How To Wipe a Computer of All Your Personal Data

How To Wipe a Computer of All Your Personal Data. Whether you’re selling it, trashing it, or reusing it, that old computer of yours has a bunch of extremely private data stored inside.

And there’s a good chance that tossing files in the recycling bin and hitting factory reset won’t protect you. If a hacker finds the pattern your computer used to move those 0s and 1s around, they can reverse engineer the original state of your computer and pull out the goods.

This guide will take you through how to factory reset your computer or take a step beyond that by hiring a professional company to ensure your data has been destroyed (or smash up the computer yourself).

What Is a Factory Reset?

How To Wipe a Computer of All Your Personal Data
How To Wipe a Computer of All Your Personal Data

A factory reset will definitely make it impossible for you to practically access programs or files on your computer.

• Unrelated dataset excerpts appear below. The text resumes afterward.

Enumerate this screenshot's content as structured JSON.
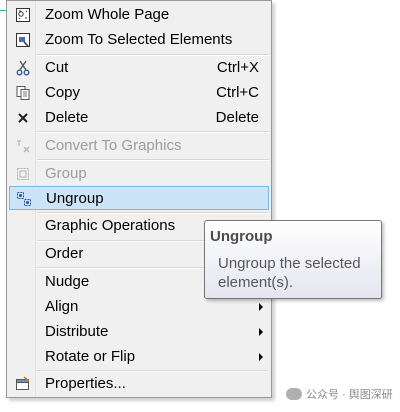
{
  "menu": {
    "items": [
      {
        "label": "Zoom Whole Page",
        "shortcut": "",
        "icon": "zoom-whole-page-icon",
        "disabled": false
      },
      {
        "label": "Zoom To Selected Elements",
        "shortcut": "",
        "icon": "zoom-selected-icon",
        "disabled": false
      },
      {
        "label": "Cut",
        "shortcut": "Ctrl+X",
        "icon": "scissors-icon",
        "disabled": false
      },
      {
        "label": "Copy",
        "shortcut": "Ctrl+C",
        "icon": "copy-icon",
        "disabled": false
      },
      {
        "label": "Delete",
        "shortcut": "Delete",
        "icon": "delete-x-icon",
        "disabled": false
      },
      {
        "label": "Convert To Graphics",
        "shortcut": "",
        "icon": "convert-graphics-icon",
        "disabled": true
      },
      {
        "label": "Group",
        "shortcut": "",
        "icon": "group-icon",
        "disabled": true
      },
      {
        "label": "Ungroup",
        "shortcut": "",
        "icon": "ungroup-icon",
        "disabled": false,
        "highlighted": true
      },
      {
        "label": "Graphic Operations",
        "shortcut": "",
        "icon": "",
        "disabled": false,
        "submenu": true
      },
      {
        "label": "Order",
        "shortcut": "",
        "icon": "",
        "disabled": false,
        "submenu": true
      },
      {
        "label": "Nudge",
        "shortcut": "",
        "icon": "",
        "disabled": false,
        "submenu": true
      },
      {
        "label": "Align",
        "shortcut": "",
        "icon": "",
        "disabled": false,
        "submenu": true
      },
      {
        "label": "Distribute",
        "shortcut": "",
        "icon": "",
        "disabled": false,
        "submenu": true
      },
      {
        "label": "Rotate or Flip",
        "shortcut": "",
        "icon": "",
        "disabled": false,
        "submenu": true
      },
      {
        "label": "Properties...",
        "shortcut": "",
        "icon": "properties-icon",
        "disabled": false
      }
    ]
  },
  "tooltip": {
    "title": "Ungroup",
    "body": "Ungroup the selected element(s)."
  },
  "watermark": {
    "text": "公众号 · 舆图深研"
  },
  "colors": {
    "menu_bg": "#f0f0f0",
    "highlight_bg": "#cce4f7",
    "highlight_border": "#7ab7e6",
    "disabled_text": "#9d9d9d"
  }
}
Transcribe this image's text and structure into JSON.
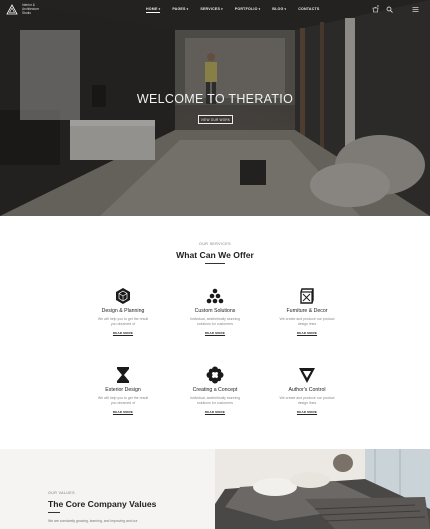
{
  "brand": {
    "name_lines": [
      "Interior &",
      "Architecture",
      "Studio"
    ]
  },
  "nav": {
    "items": [
      {
        "label": "HOME",
        "has_caret": true,
        "active": true
      },
      {
        "label": "PAGES",
        "has_caret": true,
        "active": false
      },
      {
        "label": "SERVICES",
        "has_caret": true,
        "active": false
      },
      {
        "label": "PORTFOLIO",
        "has_caret": true,
        "active": false
      },
      {
        "label": "BLOG",
        "has_caret": true,
        "active": false
      },
      {
        "label": "CONTACTS",
        "has_caret": false,
        "active": false
      }
    ],
    "cart_count": "0"
  },
  "hero": {
    "title": "WELCOME TO THERATIO",
    "button_label": "VIEW OUR WORK"
  },
  "offer": {
    "pretitle": "OUR SERVICES",
    "title": "What Can We Offer",
    "services": [
      {
        "icon": "cube-icon",
        "name": "Design & Planning",
        "desc": "We will help you to get the result you dreamed of",
        "more": "READ MORE"
      },
      {
        "icon": "triangle-dots-icon",
        "name": "Custom Solutions",
        "desc": "Individual, aesthetically stunning solutions for customers",
        "more": "READ MORE"
      },
      {
        "icon": "box-icon",
        "name": "Furniture & Decor",
        "desc": "We create and produce our product design lines",
        "more": "READ MORE"
      },
      {
        "icon": "hourglass-icon",
        "name": "Exterior Design",
        "desc": "We will help you to get the result you dreamed of",
        "more": "READ MORE"
      },
      {
        "icon": "flower-icon",
        "name": "Creating a Concept",
        "desc": "Individual, aesthetically stunning solutions for customers",
        "more": "READ MORE"
      },
      {
        "icon": "triangle-icon",
        "name": "Author's Control",
        "desc": "We create and produce our product design lines",
        "more": "READ MORE"
      }
    ]
  },
  "core": {
    "pretitle": "OUR VALUES",
    "title": "The Core Company Values",
    "text": "We are constantly growing, learning, and improving and our"
  }
}
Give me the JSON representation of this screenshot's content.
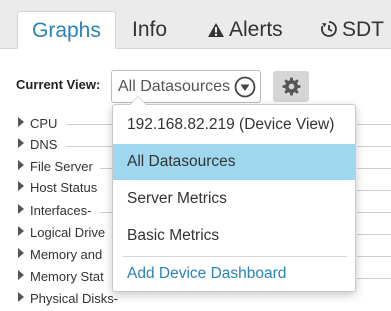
{
  "tabs": [
    {
      "label": "Graphs",
      "active": true
    },
    {
      "label": "Info"
    },
    {
      "label": "Alerts",
      "icon": "warning-icon"
    },
    {
      "label": "SDT",
      "icon": "sdt-clock-icon"
    }
  ],
  "view": {
    "label": "Current View:",
    "selected": "All Datasources",
    "settings_icon": "gear-icon"
  },
  "tree": [
    {
      "label": "CPU"
    },
    {
      "label": "DNS"
    },
    {
      "label": "File Server"
    },
    {
      "label": "Host Status"
    },
    {
      "label": "Interfaces-"
    },
    {
      "label": "Logical Drive"
    },
    {
      "label": "Memory and"
    },
    {
      "label": "Memory Stat"
    },
    {
      "label": "Physical Disks-"
    }
  ],
  "dropdown": {
    "items": [
      {
        "label": "192.168.82.219 (Device View)"
      },
      {
        "label": "All Datasources",
        "selected": true
      },
      {
        "label": "Server Metrics"
      },
      {
        "label": "Basic Metrics"
      }
    ],
    "add_label": "Add Device Dashboard"
  },
  "colors": {
    "accent": "#2a83b5",
    "selected_bg": "#9fd8ee",
    "tabbar_bg": "#ebebeb"
  }
}
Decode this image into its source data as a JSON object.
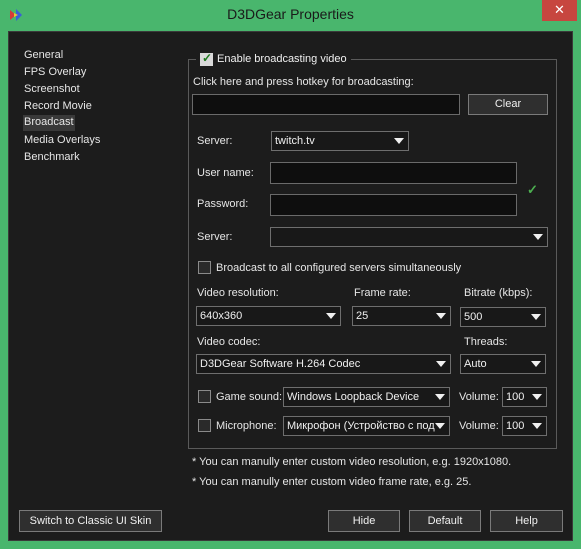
{
  "window": {
    "title": "D3DGear Properties",
    "close_glyph": "✕",
    "app_icon": "d3dgear-logo-icon"
  },
  "nav": {
    "items": [
      {
        "label": "General"
      },
      {
        "label": "FPS Overlay"
      },
      {
        "label": "Screenshot"
      },
      {
        "label": "Record Movie"
      },
      {
        "label": "Broadcast",
        "selected": true
      },
      {
        "label": "Media Overlays"
      },
      {
        "label": "Benchmark"
      }
    ]
  },
  "broadcast": {
    "enable_label": "Enable broadcasting video",
    "enable_checked": true,
    "hotkey_label": "Click here and press hotkey for broadcasting:",
    "hotkey_value": "",
    "clear_label": "Clear",
    "server_label": "Server:",
    "server_value": "twitch.tv",
    "username_label": "User name:",
    "username_value": "",
    "password_label": "Password:",
    "password_value": "",
    "server2_label": "Server:",
    "server2_value": "",
    "all_servers_label": "Broadcast to all configured servers simultaneously",
    "all_servers_checked": false,
    "resolution_label": "Video resolution:",
    "resolution_value": "640x360",
    "framerate_label": "Frame rate:",
    "framerate_value": "25",
    "bitrate_label": "Bitrate (kbps):",
    "bitrate_value": "500",
    "codec_label": "Video codec:",
    "codec_value": "D3DGear Software H.264 Codec",
    "threads_label": "Threads:",
    "threads_value": "Auto",
    "game_sound_label": "Game sound:",
    "game_sound_checked": false,
    "game_sound_device": "Windows Loopback Device",
    "game_volume_label": "Volume:",
    "game_volume_value": "100",
    "mic_label": "Microphone:",
    "mic_checked": false,
    "mic_device": "Микрофон (Устройство с под",
    "mic_volume_label": "Volume:",
    "mic_volume_value": "100"
  },
  "notes": {
    "resolution_note": "* You can manully enter custom video resolution, e.g. 1920x1080.",
    "framerate_note": "* You can manully enter custom video frame rate, e.g. 25."
  },
  "footer": {
    "classic_skin_label": "Switch to Classic UI Skin",
    "hide_label": "Hide",
    "default_label": "Default",
    "help_label": "Help"
  },
  "colors": {
    "titlebar": "#49b66d",
    "client_bg": "#1c1c1c",
    "close_button": "#c7463f",
    "valid_check": "#4caf50"
  }
}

It’s the nature of a factory reset: deleting anything that wasn’t on the device after it came out of production.

It’s important to know what a factory reset actually does, though. It puts all applications back into their original state and removes anything that wasn’t there when the computer left the factory. That means user data from the applications will also be deleted. However, that data will still live on the hard drive.

Factory resets are simple because they’re programs included on the computer when you first get your hands on it. It’s useful to reset errors with an operating system or helping restore the computer’s functionality or speed.

There are limitations, though. Factory resets leave data in the hard drive, so those pieces will live on until your hard drive is overwritten with new data. In short, the reset can give you a false sense of security. A complete erasure would actually look more like degaussing, or destroying the magnetic field around a hard drive to destroy its data, or actually smashing up the hard drive to bits.

Context is still key. If you’re an everyday user that only really played games or finished school work on your computer, there’s probably little risk in using a factory reset as your primary form of data wiping.